Automating Inequality (and APIs)

As we prepare for APIStrat in Nashville, TN this September 24th through 26th, I asked my partner in crime Audrey Watters (@audreywatters) to write a post on the significance of Virginia Eubanks, the author of Automating Inequality: How High-Tech Tools Profile, Police, and Punish the Poor keynoting the conference–she shared this story, of why her work is so significant, and why it is important for the API community to tune in.

Repeatable tasks can and should be automated – that’s an assertion that you’ll hear all the time in computing.

Sometimes the rationale is efficiency – it’s cheaper, faster, “labor-saving.” Automation will free up time; it will make our lives easier. Or so we’re told.

Sometimes automation is encouraged in order to eliminate human error or bias.

Increasingly, automation is eliminating human decision-making altogether. And in doing so, let’s be clear, neither bias nor error are removed; rather they are often re-inscribed. Automation – algorithmic decision-making – can obscure error; it can obscure bias.

This push for more automated decision-making works hand-in-hand with the push for more data collection, itself a process that is already shaped by precedent and by politics. And all this, of course, is facilitated by APIs.

APIs are commonly referred to as a “glue” of sorts – the implication, more often than not, is that APIs are simply a neutral technology holding larger technical systems together. But none of this is neutral – not the APIs and not the algorithms and not the databases.

These technologies are never neutral in their design, development, or implementation. The systems that technologies exist in – organizationally, economically, politically, culturally – are never neutral either.

It seems imperative that those building digital technologies begin to think much more critically about the implications of their work, recognizing that the existing inequalities in the analog systems are readily being ported to the digital sphere.

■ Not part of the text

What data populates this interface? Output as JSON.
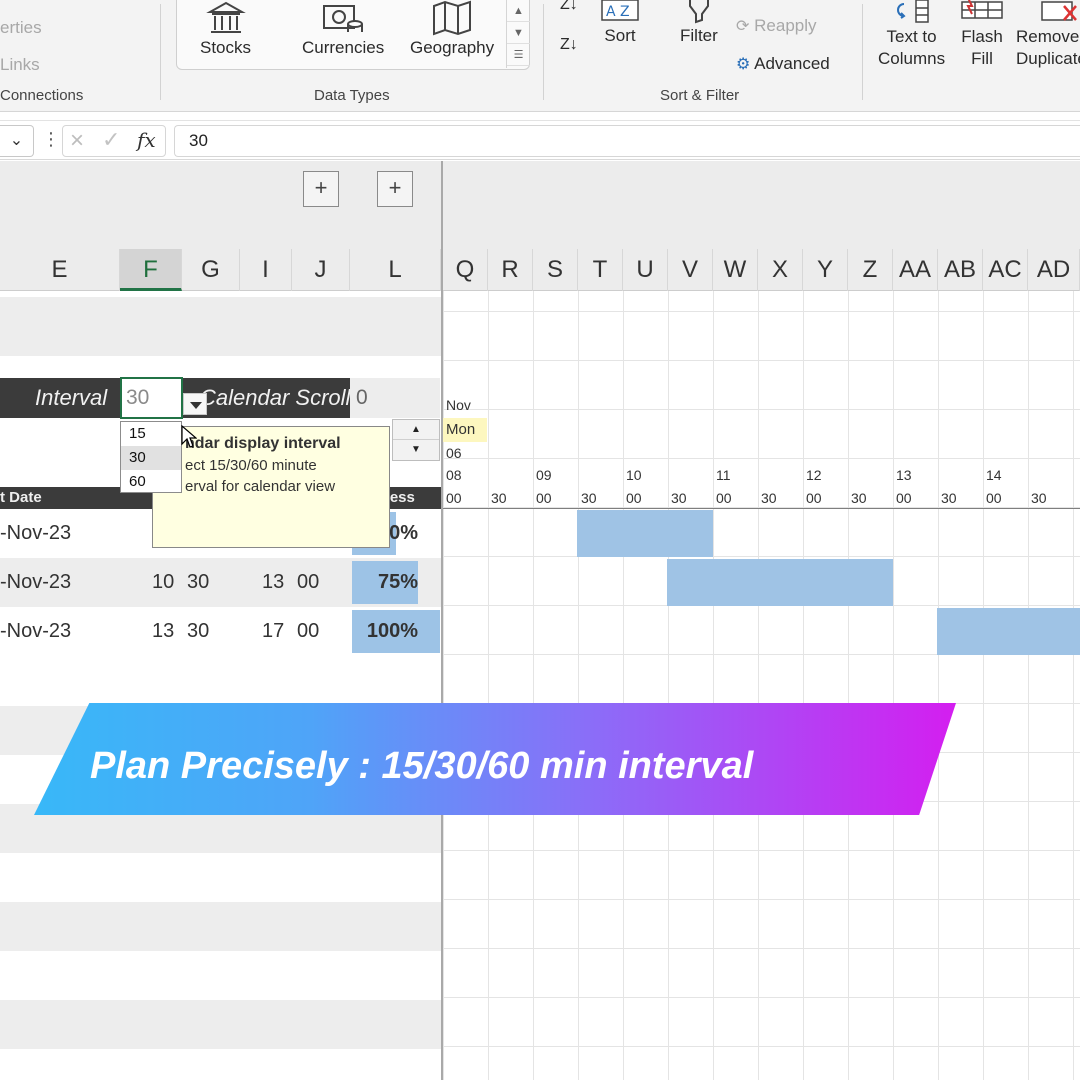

This makes the work of one of the keynote speakers at this fall’s API Strategy and Practice conference so particularly timely: Virginia Eubanks is a political science professor at the University of Albany, SUNY and the author of Automating Inequality: How High-Tech Tools Profile, Police, and Punish the Poor. The book is a powerful work of ethnography, chronicling the ways in which data mining, predictive modeling, and algorithmic decision-making reproduce and even exacerbate inequalities in housing, health care, and social welfare services. “The digital poorhouse” Eubanks calls it.

“When we talk about the technologies that mediate our interactions with public agencies today,” she writes, “we tend to focus on their innovative qualities, the ways they break with convention. Their biggest fans call them ‘disruptors,’ arguing that they shake up old relations of power, producing government that is more transparent, responsive, efficient, even inherently more democratic.” This argument overlooks the ways in which new technologies are necessarily entangled in old systems of power. Moreover, those building these technologies benefit from a privilege that both shields them from and blinds them to the ramifications of their work on those most marginalized politically and economically.

Without a purposeful effort to address systemic inequalities, technologies will only make things worse. APIs will only make things worse. Instead, we must be part of the work of rethinking these old systems, listening to those on the margins, and reorienting our technological practices towards equity and justice.